“Célula terrorista” neo-nazista em julgamento por suposta conspiração de ataque em Berlim

O julgamento de uma suposta célula neonazista acusada de planejar uma revolta política violenta na Alemanha começou em meio a temores de que o movimento de extrema direita esteja cada vez mais armado e radical.

Oito membros da Revolution Chemnitz, com idades entre 21 e 32 anos, foram acusados ​​de formar uma organização terrorista de direita.

Uma porta-voz do tribunal regional superior disse que os réus foram acusados ​​de “se unirem para atingir seus objetivos políticos, abalar as fundações do estado, com atos violentos sérios”.

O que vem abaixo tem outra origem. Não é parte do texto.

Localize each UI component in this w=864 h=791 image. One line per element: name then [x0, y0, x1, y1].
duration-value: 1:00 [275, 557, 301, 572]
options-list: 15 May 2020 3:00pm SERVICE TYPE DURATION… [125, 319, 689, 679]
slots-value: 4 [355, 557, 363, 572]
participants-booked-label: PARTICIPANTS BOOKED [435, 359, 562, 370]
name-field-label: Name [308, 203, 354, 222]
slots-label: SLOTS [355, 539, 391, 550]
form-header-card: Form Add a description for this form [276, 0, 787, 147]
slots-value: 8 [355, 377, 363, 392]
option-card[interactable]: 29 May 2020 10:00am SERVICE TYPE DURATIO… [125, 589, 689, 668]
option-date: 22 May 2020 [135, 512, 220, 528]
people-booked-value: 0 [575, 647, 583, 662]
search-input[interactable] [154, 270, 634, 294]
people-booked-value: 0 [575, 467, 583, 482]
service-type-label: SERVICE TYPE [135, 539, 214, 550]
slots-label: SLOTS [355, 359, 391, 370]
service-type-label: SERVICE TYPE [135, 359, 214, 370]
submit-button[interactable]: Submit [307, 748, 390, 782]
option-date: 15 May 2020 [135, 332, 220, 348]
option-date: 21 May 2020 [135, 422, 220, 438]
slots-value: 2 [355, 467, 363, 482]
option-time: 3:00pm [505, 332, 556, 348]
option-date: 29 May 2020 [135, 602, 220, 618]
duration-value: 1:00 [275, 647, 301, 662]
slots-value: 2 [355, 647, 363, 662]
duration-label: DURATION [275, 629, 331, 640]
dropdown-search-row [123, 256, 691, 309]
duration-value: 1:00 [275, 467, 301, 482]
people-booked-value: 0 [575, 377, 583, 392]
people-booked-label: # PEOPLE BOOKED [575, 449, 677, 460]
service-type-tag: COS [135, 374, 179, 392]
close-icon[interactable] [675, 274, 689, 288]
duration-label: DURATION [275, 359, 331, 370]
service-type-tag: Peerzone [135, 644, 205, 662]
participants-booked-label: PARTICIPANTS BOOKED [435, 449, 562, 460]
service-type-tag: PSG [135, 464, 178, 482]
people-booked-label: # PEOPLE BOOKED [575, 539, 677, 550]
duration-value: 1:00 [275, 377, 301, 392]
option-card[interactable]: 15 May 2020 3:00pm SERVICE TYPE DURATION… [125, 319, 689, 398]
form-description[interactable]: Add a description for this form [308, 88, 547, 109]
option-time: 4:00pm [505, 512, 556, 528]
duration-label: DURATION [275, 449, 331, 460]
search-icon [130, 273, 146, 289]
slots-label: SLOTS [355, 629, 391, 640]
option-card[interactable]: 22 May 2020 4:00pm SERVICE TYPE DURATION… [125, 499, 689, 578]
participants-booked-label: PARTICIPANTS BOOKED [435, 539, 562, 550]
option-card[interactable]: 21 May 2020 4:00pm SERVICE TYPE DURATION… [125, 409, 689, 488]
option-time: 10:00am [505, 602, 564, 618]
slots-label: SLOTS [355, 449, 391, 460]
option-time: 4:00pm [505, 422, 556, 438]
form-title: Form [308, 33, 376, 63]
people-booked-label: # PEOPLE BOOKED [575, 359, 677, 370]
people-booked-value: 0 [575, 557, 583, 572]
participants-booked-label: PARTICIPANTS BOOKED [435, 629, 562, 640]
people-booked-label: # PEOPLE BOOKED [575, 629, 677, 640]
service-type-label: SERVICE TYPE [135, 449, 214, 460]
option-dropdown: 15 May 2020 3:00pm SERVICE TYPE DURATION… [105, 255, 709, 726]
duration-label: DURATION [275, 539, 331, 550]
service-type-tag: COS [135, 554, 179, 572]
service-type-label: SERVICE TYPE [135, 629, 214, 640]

Os homens alegadamente tentaram realizar ataques armados contra imigrantes, opositores políticos, repórteres e membros do establishment econômico.

As autoridades acreditam que o grupo estava tentando adquirir armas semiautomáticas para um possível ataque em Berlim em 3 de outubro de 2018, dia da unidade alemã. O principal promotor federal, Peter Frank, disse: “Este é um dos julgamentos mais importantes até o momento sobre o terrorismo de extrema direita”.

As agências de segurança esperam que o julgamento, que deve continuar até pelo menos abril e ouvir testemunhos de cerca de 75 testemunhas, revele o escopo da rede.

Quase um ano após a maioria dos suspeitos serem presos em operações coordenadas, o processo judicial foi aberto na segunda-feira sob forte segurança em Dresden, capital do estado da Saxônia, um reduto da extrema direita.

O ressentimento é profundo na região pelas políticas de refugiados de Angela Merkel, segundo as quais mais de 1 milhão de solicitantes de asilo chegaram ao país desde 2015.

O partido Anti-imigrante e anti-muçulmano da Alternativa para a Alemanha (AfD) conquistou 27,5% dos votos em uma eleição estadual neste mês, apenas a menos dos 32% obtidos pelos conservadores de Merkel.

Os acusados ​​supostamente pertencem à cena neonazista e skinhead em Chemnitz, na Saxônia, que foi palco de violência nas ruas contra migrantes após o assassinato de um alemão em agosto do ano passado. No mês passado, um sírio de 24 anos foi condenado a nove anos e meio de prisão pelo assassinato.

Nas horas seguintes à facada, milhares de pessoas foram às ruas em protesto, lideradas pelo AfD e pelo grupo nacionalista Pegida, que faz campanha contra o que chama de islamização do oeste.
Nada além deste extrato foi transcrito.